Sorting bills from catalogues, gym prospectuses, and a pair of postcards from tropical islands, I sighed at the thought of the accounting I had yet to receive, the cost of my transatlantic sprint. I had left Paris no more or less happy with Tony. I knew him no better; the only thing I had learned was that I never would.
In the bedroom, I settled Felicity into her cage by the window and folded back the coverlet, now more familiar to me from Tony’s pictures than from its place in my home. By the bed, the answering machine flicked its red light insistently:
STOP STOP STOP STOP
. Listen listen listen listen. A lighthouse gone berserk. I would have ignored it till morning but for the number of calls: 27. I stared at the number. Surely there was nothing to be alarmed about; once, gone only a few hours, I had come home to find the tape filled entirely with the monotonous beeps of a fax machine groping for contact. I sat on the edge of the bed and punched the button.

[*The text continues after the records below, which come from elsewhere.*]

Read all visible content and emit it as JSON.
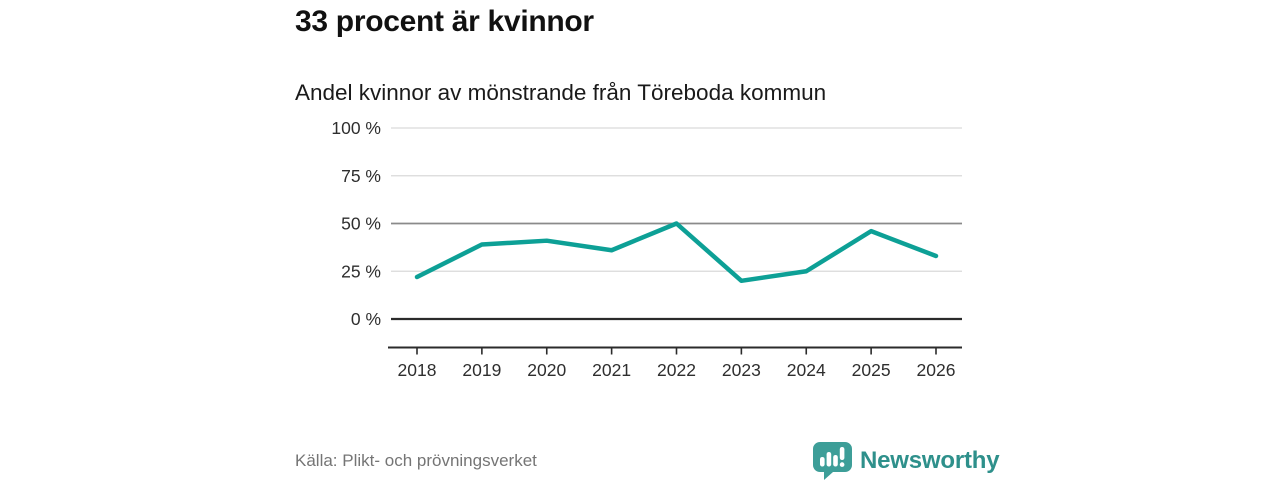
{
  "header": {
    "title": "33 procent är kvinnor",
    "subtitle": "Andel kvinnor av mönstrande från Töreboda kommun"
  },
  "chart_data": {
    "type": "line",
    "title": "33 procent är kvinnor",
    "subtitle": "Andel kvinnor av mönstrande från Töreboda kommun",
    "categories": [
      "2018",
      "2019",
      "2020",
      "2021",
      "2022",
      "2023",
      "2024",
      "2025",
      "2026"
    ],
    "series": [
      {
        "name": "Andel kvinnor av mönstrande",
        "values": [
          22,
          39,
          41,
          36,
          50,
          20,
          25,
          46,
          33
        ]
      }
    ],
    "unit": "%",
    "xlabel": "",
    "ylabel": "",
    "ylim": [
      0,
      100
    ],
    "yticks": [
      0,
      25,
      50,
      75,
      100
    ],
    "ytick_labels": [
      "0 %",
      "25 %",
      "50 %",
      "75 %",
      "100 %"
    ],
    "grid": "horizontal",
    "legend": "none",
    "baseline_gridline": 0,
    "highlight_gridline": 50
  },
  "footer": {
    "source": "Källa: Plikt- och prövningsverket",
    "brand": "Newsworthy",
    "logo_icon": "newsworthy-chart-bubble-icon"
  },
  "colors": {
    "line": "#0da096",
    "grid_light": "#d9d9d9",
    "grid_mid": "#8a8a8a",
    "axis_dark": "#2b2b2b",
    "tick_text": "#2e2e2e",
    "title_text": "#111111",
    "source_text": "#757575",
    "logo_teal": "#3d9e98",
    "brand_teal": "#2e908b"
  }
}
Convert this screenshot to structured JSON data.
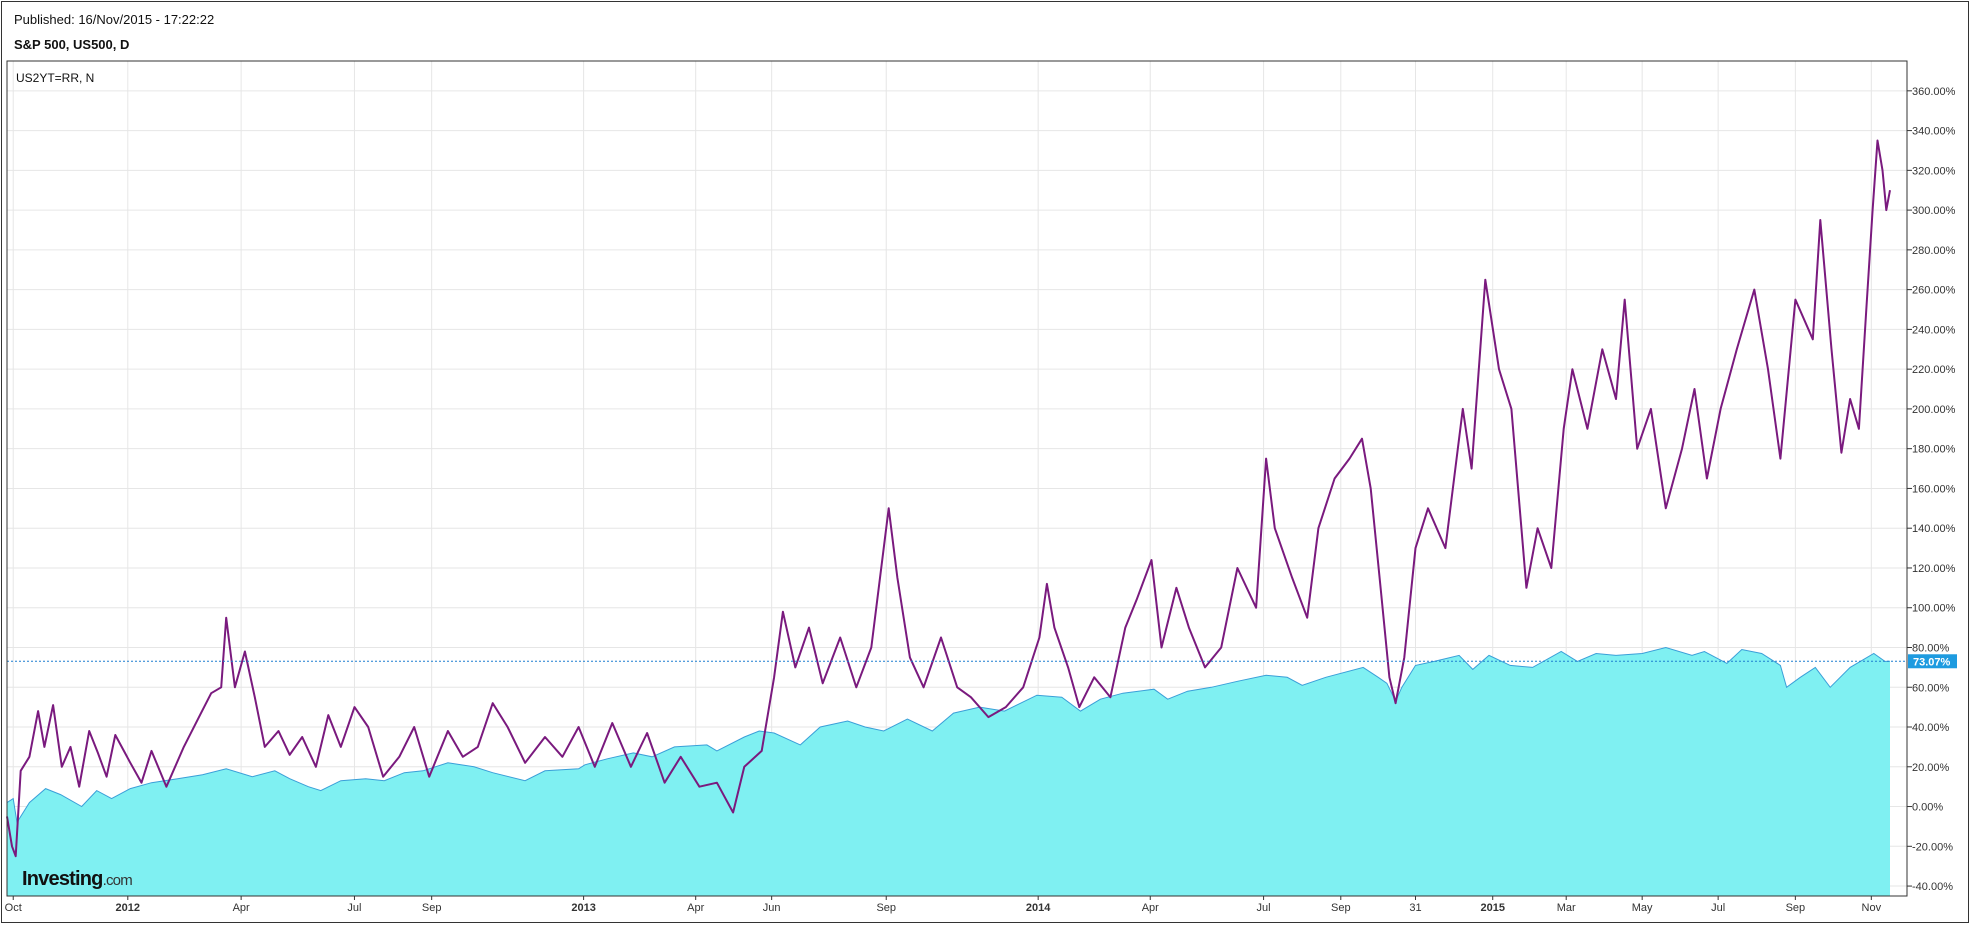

The first two were empty air, as if someone were waiting for me to pick up despite the message. The third beep was followed by a voice which, for an instant, sent a panic through my veins: my father’s. “Fenno, it’s Dad. No emergency . . . well, none that I know of. A mate of yours rang here this morning expecting to find you. Are you on your way, a surprise of some kind? Shall I make up your bed?” He sounded bright and healthy. After a pause, he said, “Didn’t say, but I think it was your friend Mal. Sorry I didn’t ask.”
The next message, a poet I knew from the shop; the man was fishing for a reading, though he pretended he’d like my company for lunch. I sped through his chirping voice. The next, a financial consultant looking for clients. The next, Lucinda. She sounded as desperate as I now felt.